Archive

Archive for February, 2009

Recover a Website with the Help of Google

February 19th, 2009 No comments

Long ago, in a galaxy far, far away (ok it was Las Vegas, but that seems very foreign to me) some servers were stolen. Vegas is a shady place and sadly we were on the receiving end of some shadiness. At any rate, all we were left with were files and reports people had saved to their personal computers. And yet, within two weeks, and a lot of long days, we had sites up and running again with most of their data intact.

Partially the data people had saved on their machines was really helpful. Lots of database info like prices, product codes, names, and the like were in Excel files. We plopped it into a new database for the site. The rest, like what was on the home page, we retrieved from our soon to be new best friend, the Google cache. Fresher and more comprehensive than archive.org, Google’s cache had pretty much every missing page we needed to rebuild. The process went something like this:

1. Make list of missing pages (basically home page + product pages)

2. Find missing pages in Google by searching for the URL, the code, anything to get the page to show up.

3. Click on the cache link and save the page to a html file.

See the cache link by the red arrow?
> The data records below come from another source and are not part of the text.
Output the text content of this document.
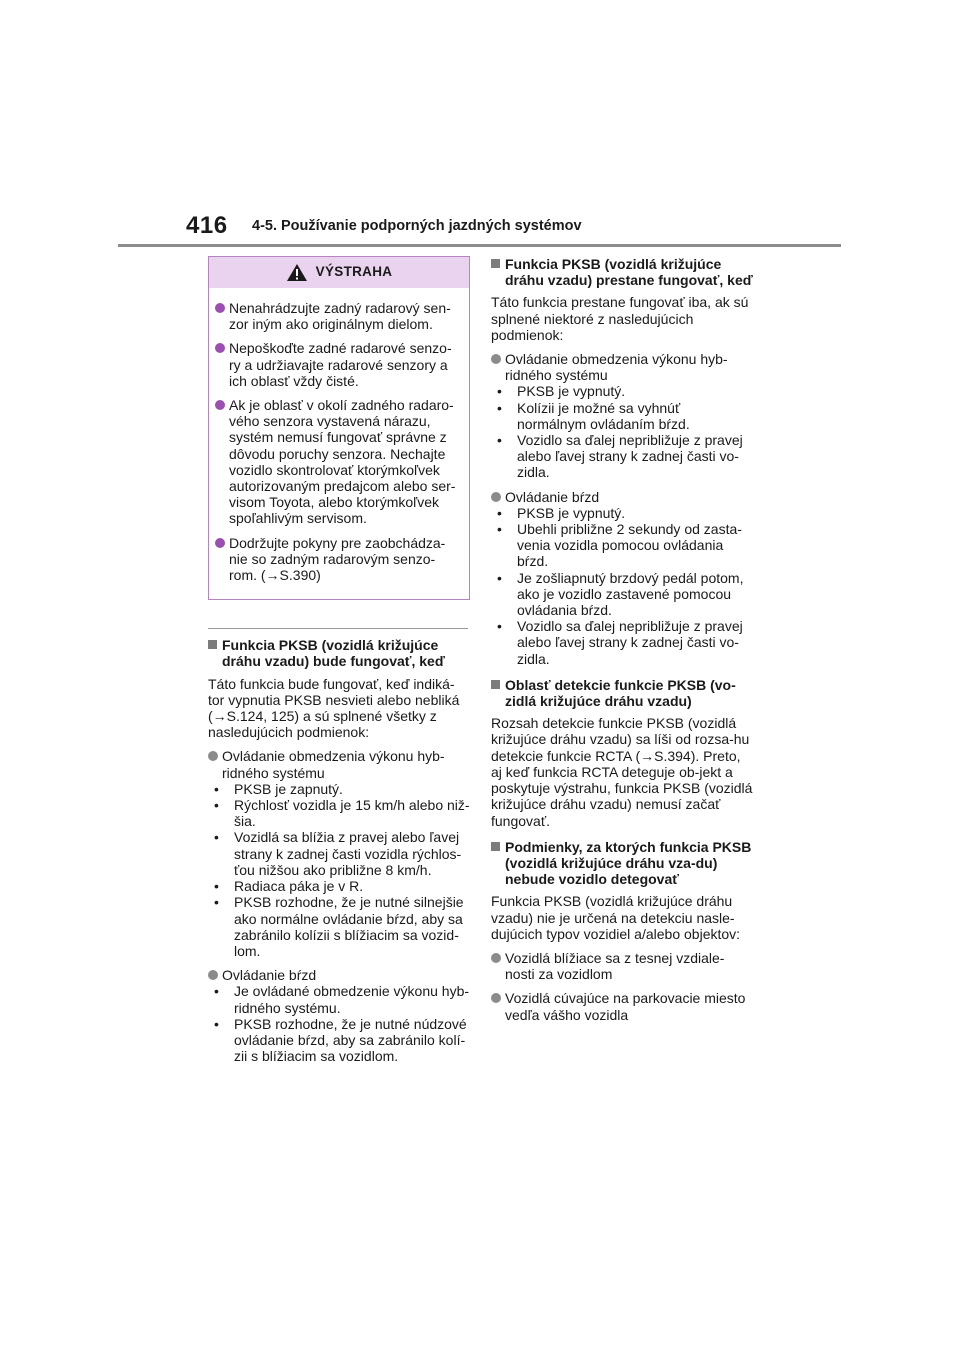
416 4-5. Používanie podporných jazdných systémov
VÝSTRAHA
Nenahrádzujte zadný radarový sen-zor iným ako originálnym dielom.
Nepoškoďte zadné radarové senzo-ry a udržiavajte radarové senzory a ich oblasť vždy čisté.
Ak je oblasť v okolí zadného radaro-vého senzora vystavená nárazu, systém nemusí fungovať správne z dôvodu poruchy senzora. Nechajte vozidlo skontrolovať ktorýmkoľvek autorizovaným predajcom alebo ser-visom Toyota, alebo ktorýmkoľvek spoľahlivým servisom.
Dodržujte pokyny pre zaobchádza-nie so zadným radarovým senzo-rom. (→S.390)
Funkcia PKSB (vozidlá križujúce dráhu vzadu) bude fungovať, keď

Táto funkcia bude fungovať, keď indiká-tor vypnutia PKSB nesvieti alebo nebliká (→S.124, 125) a sú splnené všetky z nasledujúcich podmienok:

Ovládanie obmedzenia výkonu hyb-ridného systému
• PKSB je zapnutý.
• Rýchlosť vozidla je 15 km/h alebo niž-šia.
• Vozidlá sa blížia z pravej alebo ľavej strany k zadnej časti vozidla rýchlos-ťou nižšou ako približne 8 km/h.
• Radiaca páka je v R.
• PKSB rozhodne, že je nutné silnejšie ako normálne ovládanie bŕzd, aby sa zabránilo kolízii s blížiacim sa vozid-lom.
Ovládanie bŕzd
• Je ovládané obmedzenie výkonu hyb-ridného systému.
• PKSB rozhodne, že je nutné núdzové ovládanie bŕzd, aby sa zabránilo kolí-zii s blížiacim sa vozidlom.
Funkcia PKSB (vozidlá križujúce dráhu vzadu) prestane fungovať, keď

Táto funkcia prestane fungovať iba, ak sú splnené niektoré z nasledujúcich podmienok:

Ovládanie obmedzenia výkonu hyb-ridného systému
• PKSB je vypnutý.
• Kolízii je možné sa vyhnúť normálnym ovládaním bŕzd.
• Vozidlo sa ďalej nepribližuje z pravej alebo ľavej strany k zadnej časti vo-zidla.
Ovládanie bŕzd
• PKSB je vypnutý.
• Ubehli približne 2 sekundy od zasta-venia vozidla pomocou ovládania bŕzd.
• Je zošliapnutý brzdový pedál potom, ako je vozidlo zastavené pomocou ovládania bŕzd.
• Vozidlo sa ďalej nepribližuje z pravej alebo ľavej strany k zadnej časti vo-zidla.
Oblasť detekcie funkcie PKSB (vo-zidlá križujúce dráhu vzadu)

Rozsah detekcie funkcie PKSB (vozidlá križujúce dráhu vzadu) sa líši od rozsa-hu detekcie funkcie RCTA (→S.394). Preto, aj keď funkcia RCTA deteguje ob-jekt a poskytuje výstrahu, funkcia PKSB (vozidlá križujúce dráhu vzadu) nemusí začať fungovať.

Podmienky, za ktorých funkcia PKSB (vozidlá križujúce dráhu vza-du) nebude vozidlo detegovať

Funkcia PKSB (vozidlá križujúce dráhu vzadu) nie je určená na detekciu nasle-dujúcich typov vozidiel a/alebo objektov:

Vozidlá blížiace sa z tesnej vzdiale-nosti za vozidlom
Vozidlá cúvajúce na parkovacie miesto vedľa vášho vozidla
That shows the web page Google spidered and indexed, as opposed to the live web page you would see by clicking on the result link. Usually there’s not a big difference between what is cached versus live, but there’s a lag between Google’s last visit and a website’s most recent changes. Sometimes that lag is minutes (if the website is CNN) or months if a site is less popular.
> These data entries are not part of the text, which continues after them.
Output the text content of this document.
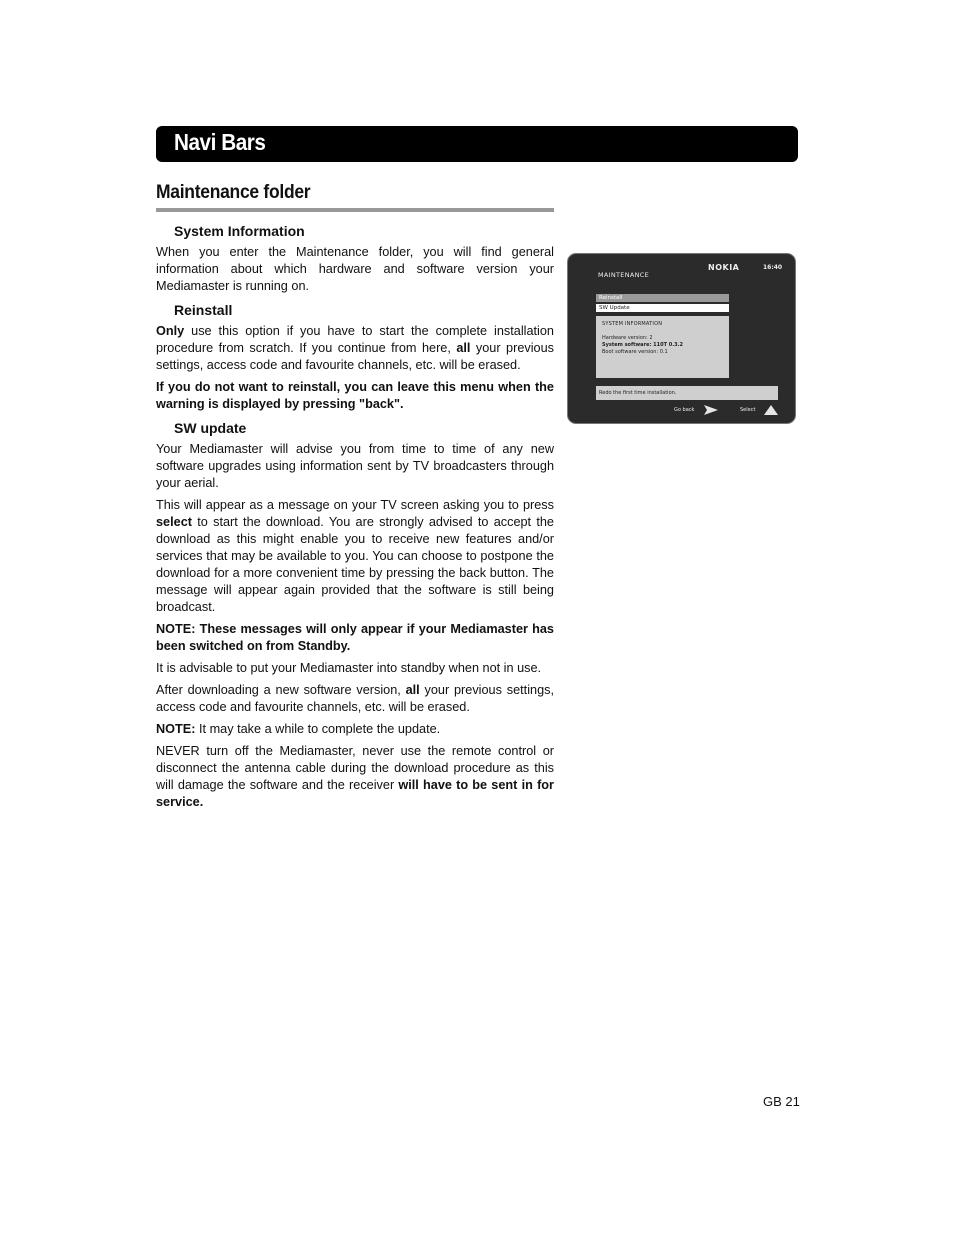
Navi Bars
Maintenance folder
System Information

When you enter the Maintenance folder, you will find general information about which hardware and software version your Mediamaster is running on.

Reinstall

Only use this option if you have to start the complete installation procedure from scratch. If you continue from here, all your previous settings, access code and favourite channels, etc. will be erased.

If you do not want to reinstall, you can leave this menu when the warning is displayed by pressing "back".

SW update

Your Mediamaster will advise you from time to time of any new software upgrades using information sent by TV broadcasters through your aerial.

This will appear as a message on your TV screen asking you to press select to start the download. You are strongly advised to accept the download as this might enable you to receive new features and/or services that may be available to you. You can choose to postpone the download for a more convenient time by pressing the back button. The message will appear again provided that the software is still being broadcast.

NOTE: These messages will only appear if your Mediamaster has been switched on from Standby.

It is advisable to put your Mediamaster into standby when not in use.

After downloading a new software version, all your previous settings, access code and favourite channels, etc. will be erased.

NOTE: It may take a while to complete the update.

NEVER turn off the Mediamaster, never use the remote control or disconnect the antenna cable during the download procedure as this will damage the software and the receiver will have to be sent in for service.

MAINTENANCE
NOKIA	16:40
Reinstall
SW Update
SYSTEM INFORMATION
Hardware version: 2
System software: 110T 0.3.2
Boot software version: 0.1
Redo the first time installation.
Go back	Select
GB 21
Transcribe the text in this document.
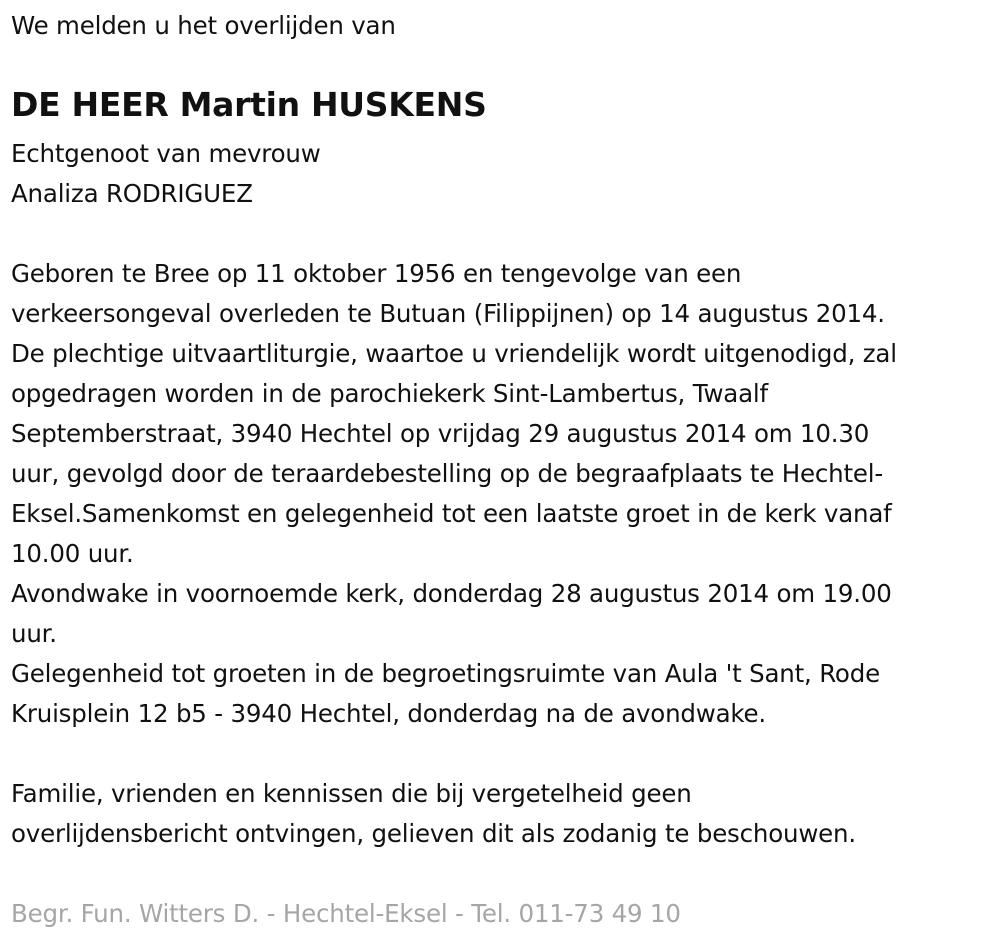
We melden u het overlijden van
DE HEER Martin HUSKENS
Echtgenoot van mevrouw
Analiza RODRIGUEZ
Geboren te Bree op 11 oktober 1956 en tengevolge van een
verkeersongeval overleden te Butuan (Filippijnen) op 14 augustus 2014.
De plechtige uitvaartliturgie, waartoe u vriendelijk wordt uitgenodigd, zal
opgedragen worden in de parochiekerk Sint-Lambertus, Twaalf
Septemberstraat, 3940 Hechtel op vrijdag 29 augustus 2014 om 10.30
uur, gevolgd door de teraardebestelling op de begraafplaats te Hechtel-
Eksel.Samenkomst en gelegenheid tot een laatste groet in de kerk vanaf
10.00 uur.
Avondwake in voornoemde kerk, donderdag 28 augustus 2014 om 19.00
uur.
Gelegenheid tot groeten in de begroetingsruimte van Aula 't Sant, Rode
Kruisplein 12 b5 - 3940 Hechtel, donderdag na de avondwake.
Familie, vrienden en kennissen die bij vergetelheid geen
overlijdensbericht ontvingen, gelieven dit als zodanig te beschouwen.
Begr. Fun. Witters D. - Hechtel-Eksel - Tel. 011-73 49 10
4. Give the html files to engineers who parse out all the important data field content and put it back into the database.

5. QA everything, then set it live again.

6. Pesky evildoers find themselves thwarted by technology!

Normally the cache is useful for trying to figure Google’s lag time in updating or seeing a site that might at the moment be unavailable, but should you find some web content has gone missing, its there to help you as well.